Inaugural Digital Humanities Fellows Study Art, Urban History, and Media

For senior Konhee Chang, Kandinsky’s “Circles in a Circle” painting sings. Or at least it will soon.

Chang is about halfway through a project to turn the famous painter’s work into a musical score. Each of the 50 or so circles and lines will be assigned a musical note according to Kandinsky’s theories on sound and image, and the ultimate tune will depend on which order the viewer chooses to “play” those notes, similarly to how a painter selects the sequence to paint.

“I’m interested in this relationship between seeing and hearing,” Chang says. “I wanted to look at paintings and imagine a sound that could be a musical representation.”

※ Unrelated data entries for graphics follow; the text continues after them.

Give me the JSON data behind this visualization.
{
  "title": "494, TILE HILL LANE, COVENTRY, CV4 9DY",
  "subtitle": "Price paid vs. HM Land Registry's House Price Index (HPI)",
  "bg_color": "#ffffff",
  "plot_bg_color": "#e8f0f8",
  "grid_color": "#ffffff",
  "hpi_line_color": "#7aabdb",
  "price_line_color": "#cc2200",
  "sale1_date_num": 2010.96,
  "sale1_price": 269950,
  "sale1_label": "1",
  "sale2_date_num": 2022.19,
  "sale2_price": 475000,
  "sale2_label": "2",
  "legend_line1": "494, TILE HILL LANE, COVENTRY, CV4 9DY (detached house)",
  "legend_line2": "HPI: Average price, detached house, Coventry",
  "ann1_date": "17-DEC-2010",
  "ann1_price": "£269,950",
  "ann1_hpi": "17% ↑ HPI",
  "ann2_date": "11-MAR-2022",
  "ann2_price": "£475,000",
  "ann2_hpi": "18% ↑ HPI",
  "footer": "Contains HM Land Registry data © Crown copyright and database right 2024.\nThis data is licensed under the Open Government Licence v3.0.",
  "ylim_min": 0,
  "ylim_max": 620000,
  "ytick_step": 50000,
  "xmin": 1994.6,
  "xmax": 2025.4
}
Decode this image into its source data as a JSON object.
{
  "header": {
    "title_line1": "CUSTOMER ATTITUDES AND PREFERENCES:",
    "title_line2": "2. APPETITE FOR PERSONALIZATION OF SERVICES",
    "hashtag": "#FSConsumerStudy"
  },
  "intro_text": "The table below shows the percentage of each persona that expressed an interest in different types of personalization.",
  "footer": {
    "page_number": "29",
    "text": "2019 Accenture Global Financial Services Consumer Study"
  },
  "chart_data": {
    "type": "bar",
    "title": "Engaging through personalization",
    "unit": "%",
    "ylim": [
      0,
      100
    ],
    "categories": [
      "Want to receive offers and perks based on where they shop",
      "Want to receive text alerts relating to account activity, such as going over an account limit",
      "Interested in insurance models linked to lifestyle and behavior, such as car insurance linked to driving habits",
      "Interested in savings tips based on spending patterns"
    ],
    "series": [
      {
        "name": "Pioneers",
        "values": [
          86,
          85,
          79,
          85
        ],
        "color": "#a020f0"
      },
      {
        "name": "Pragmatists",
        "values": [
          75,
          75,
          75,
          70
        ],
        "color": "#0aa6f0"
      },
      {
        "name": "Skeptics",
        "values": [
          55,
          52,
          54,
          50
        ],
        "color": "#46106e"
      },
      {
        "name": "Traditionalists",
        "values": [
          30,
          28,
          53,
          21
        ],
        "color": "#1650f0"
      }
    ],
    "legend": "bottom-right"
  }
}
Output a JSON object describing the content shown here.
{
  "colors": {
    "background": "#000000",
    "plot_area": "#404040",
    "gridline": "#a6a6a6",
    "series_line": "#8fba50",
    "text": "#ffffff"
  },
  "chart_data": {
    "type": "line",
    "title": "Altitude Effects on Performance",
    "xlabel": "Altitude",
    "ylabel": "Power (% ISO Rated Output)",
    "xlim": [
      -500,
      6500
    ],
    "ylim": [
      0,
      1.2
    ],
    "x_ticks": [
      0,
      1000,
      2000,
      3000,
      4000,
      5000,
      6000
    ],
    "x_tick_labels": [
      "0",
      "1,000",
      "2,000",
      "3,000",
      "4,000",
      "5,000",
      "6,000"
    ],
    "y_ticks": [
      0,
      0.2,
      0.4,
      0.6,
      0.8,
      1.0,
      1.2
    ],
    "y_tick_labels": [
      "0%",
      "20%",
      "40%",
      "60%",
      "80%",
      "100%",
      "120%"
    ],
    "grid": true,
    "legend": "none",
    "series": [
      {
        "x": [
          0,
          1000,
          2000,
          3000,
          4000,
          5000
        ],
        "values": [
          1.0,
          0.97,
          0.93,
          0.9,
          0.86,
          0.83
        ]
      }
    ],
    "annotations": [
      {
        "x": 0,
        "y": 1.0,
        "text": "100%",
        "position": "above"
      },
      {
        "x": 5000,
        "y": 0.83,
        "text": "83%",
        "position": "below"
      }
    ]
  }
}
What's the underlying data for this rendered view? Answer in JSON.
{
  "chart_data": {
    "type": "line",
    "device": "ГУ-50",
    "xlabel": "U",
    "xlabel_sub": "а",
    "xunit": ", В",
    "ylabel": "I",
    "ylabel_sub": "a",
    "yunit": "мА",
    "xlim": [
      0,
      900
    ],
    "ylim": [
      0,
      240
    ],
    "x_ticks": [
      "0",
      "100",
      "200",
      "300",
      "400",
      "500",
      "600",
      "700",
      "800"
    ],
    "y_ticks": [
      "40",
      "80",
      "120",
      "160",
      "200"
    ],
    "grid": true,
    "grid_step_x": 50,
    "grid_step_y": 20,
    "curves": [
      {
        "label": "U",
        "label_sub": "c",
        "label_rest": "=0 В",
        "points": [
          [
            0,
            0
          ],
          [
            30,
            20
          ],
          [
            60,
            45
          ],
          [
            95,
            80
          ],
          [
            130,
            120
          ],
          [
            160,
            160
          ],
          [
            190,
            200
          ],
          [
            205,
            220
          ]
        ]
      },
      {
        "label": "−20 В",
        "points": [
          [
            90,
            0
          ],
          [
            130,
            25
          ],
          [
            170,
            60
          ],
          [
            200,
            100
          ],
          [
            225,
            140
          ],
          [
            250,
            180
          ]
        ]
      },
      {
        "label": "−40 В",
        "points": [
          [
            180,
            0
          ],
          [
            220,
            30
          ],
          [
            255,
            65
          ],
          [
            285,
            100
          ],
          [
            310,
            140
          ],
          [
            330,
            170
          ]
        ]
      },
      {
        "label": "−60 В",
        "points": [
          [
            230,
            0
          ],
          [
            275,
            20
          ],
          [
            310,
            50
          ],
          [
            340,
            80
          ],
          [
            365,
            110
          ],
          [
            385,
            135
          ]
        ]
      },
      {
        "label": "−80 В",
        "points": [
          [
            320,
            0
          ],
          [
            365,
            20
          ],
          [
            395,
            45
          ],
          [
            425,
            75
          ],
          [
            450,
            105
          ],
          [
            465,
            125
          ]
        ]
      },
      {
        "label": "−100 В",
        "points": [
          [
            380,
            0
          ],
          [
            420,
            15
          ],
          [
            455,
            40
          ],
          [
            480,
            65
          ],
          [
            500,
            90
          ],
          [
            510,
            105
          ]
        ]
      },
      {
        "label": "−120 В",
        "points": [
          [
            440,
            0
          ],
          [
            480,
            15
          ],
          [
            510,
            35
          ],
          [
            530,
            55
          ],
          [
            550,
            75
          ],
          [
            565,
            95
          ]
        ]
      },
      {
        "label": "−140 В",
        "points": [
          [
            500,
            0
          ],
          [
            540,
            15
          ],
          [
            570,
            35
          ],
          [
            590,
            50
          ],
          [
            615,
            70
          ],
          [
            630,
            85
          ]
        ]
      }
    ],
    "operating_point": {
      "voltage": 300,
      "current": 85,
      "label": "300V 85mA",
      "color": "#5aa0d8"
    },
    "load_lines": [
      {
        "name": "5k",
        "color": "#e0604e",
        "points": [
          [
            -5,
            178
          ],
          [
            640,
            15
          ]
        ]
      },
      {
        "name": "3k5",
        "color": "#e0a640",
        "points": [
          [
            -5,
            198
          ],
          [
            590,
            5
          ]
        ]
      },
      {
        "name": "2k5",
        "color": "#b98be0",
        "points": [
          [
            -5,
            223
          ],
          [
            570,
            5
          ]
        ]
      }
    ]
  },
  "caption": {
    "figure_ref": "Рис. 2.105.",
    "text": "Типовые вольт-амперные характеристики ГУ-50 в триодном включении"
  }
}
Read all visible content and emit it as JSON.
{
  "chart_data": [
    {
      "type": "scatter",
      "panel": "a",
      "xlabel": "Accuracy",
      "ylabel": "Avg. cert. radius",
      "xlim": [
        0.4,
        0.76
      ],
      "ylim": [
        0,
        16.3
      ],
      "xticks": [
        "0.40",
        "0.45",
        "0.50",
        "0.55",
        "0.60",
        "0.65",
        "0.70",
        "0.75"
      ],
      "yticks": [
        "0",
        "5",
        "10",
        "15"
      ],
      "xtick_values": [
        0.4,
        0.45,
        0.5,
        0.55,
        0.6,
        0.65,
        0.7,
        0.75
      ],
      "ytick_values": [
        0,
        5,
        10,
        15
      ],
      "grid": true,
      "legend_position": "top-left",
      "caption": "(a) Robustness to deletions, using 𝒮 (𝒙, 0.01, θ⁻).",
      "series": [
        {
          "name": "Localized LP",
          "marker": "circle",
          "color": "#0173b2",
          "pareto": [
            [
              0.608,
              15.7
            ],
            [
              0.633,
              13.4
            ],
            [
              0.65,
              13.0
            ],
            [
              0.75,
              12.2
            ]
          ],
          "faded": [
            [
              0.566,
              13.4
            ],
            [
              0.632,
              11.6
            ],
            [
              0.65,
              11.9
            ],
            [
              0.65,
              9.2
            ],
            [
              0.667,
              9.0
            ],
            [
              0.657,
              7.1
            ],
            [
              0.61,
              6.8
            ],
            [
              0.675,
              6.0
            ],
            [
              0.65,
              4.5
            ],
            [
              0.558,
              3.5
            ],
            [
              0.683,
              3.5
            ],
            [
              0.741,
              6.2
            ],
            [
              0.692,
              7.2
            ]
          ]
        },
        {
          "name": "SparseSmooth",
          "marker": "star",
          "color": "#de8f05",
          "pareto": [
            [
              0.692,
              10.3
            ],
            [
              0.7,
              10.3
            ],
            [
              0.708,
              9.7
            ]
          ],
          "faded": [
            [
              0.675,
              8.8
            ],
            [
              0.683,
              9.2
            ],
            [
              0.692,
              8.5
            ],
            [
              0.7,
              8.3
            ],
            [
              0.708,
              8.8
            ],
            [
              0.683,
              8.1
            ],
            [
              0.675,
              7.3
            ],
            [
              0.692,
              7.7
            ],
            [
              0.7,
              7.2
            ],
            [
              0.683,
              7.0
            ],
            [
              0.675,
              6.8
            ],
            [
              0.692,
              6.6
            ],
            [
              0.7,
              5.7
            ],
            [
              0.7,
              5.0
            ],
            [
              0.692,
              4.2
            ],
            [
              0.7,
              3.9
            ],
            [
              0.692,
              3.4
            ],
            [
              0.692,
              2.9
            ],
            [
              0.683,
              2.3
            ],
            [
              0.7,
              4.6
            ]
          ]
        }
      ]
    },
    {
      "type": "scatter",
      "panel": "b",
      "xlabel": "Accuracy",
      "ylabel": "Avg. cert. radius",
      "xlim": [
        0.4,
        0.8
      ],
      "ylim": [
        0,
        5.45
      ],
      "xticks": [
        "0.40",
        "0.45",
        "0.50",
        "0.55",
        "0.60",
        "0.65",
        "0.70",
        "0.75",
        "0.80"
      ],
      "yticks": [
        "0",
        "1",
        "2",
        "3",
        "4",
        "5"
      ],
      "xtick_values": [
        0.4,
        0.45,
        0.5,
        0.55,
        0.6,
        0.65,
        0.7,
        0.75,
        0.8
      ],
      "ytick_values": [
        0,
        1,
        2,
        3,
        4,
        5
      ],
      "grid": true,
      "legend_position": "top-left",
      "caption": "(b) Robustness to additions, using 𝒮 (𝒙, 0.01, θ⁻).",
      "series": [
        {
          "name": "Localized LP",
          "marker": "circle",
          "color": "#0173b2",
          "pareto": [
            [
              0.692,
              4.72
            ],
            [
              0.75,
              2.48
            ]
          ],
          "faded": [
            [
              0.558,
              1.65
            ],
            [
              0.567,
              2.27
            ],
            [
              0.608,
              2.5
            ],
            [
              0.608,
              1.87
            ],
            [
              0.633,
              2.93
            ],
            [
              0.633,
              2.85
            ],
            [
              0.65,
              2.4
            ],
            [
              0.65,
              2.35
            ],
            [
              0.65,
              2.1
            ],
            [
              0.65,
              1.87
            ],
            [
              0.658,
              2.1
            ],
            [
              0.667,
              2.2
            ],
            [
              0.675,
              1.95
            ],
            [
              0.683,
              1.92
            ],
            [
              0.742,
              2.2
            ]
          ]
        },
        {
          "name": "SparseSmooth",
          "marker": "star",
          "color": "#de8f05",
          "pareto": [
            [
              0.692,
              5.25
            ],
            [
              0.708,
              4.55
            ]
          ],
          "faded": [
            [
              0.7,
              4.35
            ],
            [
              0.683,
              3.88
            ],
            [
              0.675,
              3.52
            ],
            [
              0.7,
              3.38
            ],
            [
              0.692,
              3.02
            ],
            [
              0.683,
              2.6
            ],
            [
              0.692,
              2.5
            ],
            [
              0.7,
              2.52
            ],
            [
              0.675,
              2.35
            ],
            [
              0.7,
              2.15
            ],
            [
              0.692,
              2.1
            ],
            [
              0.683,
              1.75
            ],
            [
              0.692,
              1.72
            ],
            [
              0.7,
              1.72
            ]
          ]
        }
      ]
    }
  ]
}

Chang, a double major in visual studies and economics, began the work during a summer fellowship with the Price Lab for Digital Humanities, one of three such students. The other two, Rebecca Heilweil and Izzy Korostoff, studied media coverage of free speech and the design of Philadelphia streets in the 20th century, respectively. The trio made up the inaugural class of undergraduate Price Lab fellows.

“The independent projects this summer went encouragingly well,” says James English, the John Welsh Centennial Professor of English in Penn Arts and Sciences and the Price Lab’s faculty director. “The fellowship program is a success so far, but it’s still early days.”

Unlike the research support through the center, which matches undergraduates with faculty already doing digital humanities work, these summer fellowships provide more autonomy for students with their own project ideas in mind. Price paired Heilweil, Korostoff and Chang each with an advisor and offered financial support, then set them up with a team from the Penn Libraries and Penn Arts and Sciences computing.

“We start them off with a meeting … to go through the system they’re going to use to gather data and organize it, where they’re going to store it, what kind of encoding, how they will ensure the work they do doesn’t disappear behind a forgotten password,” English says. “There are certain basic practices that people need to follow if they’re going to get involved in a data-gathering digital project.”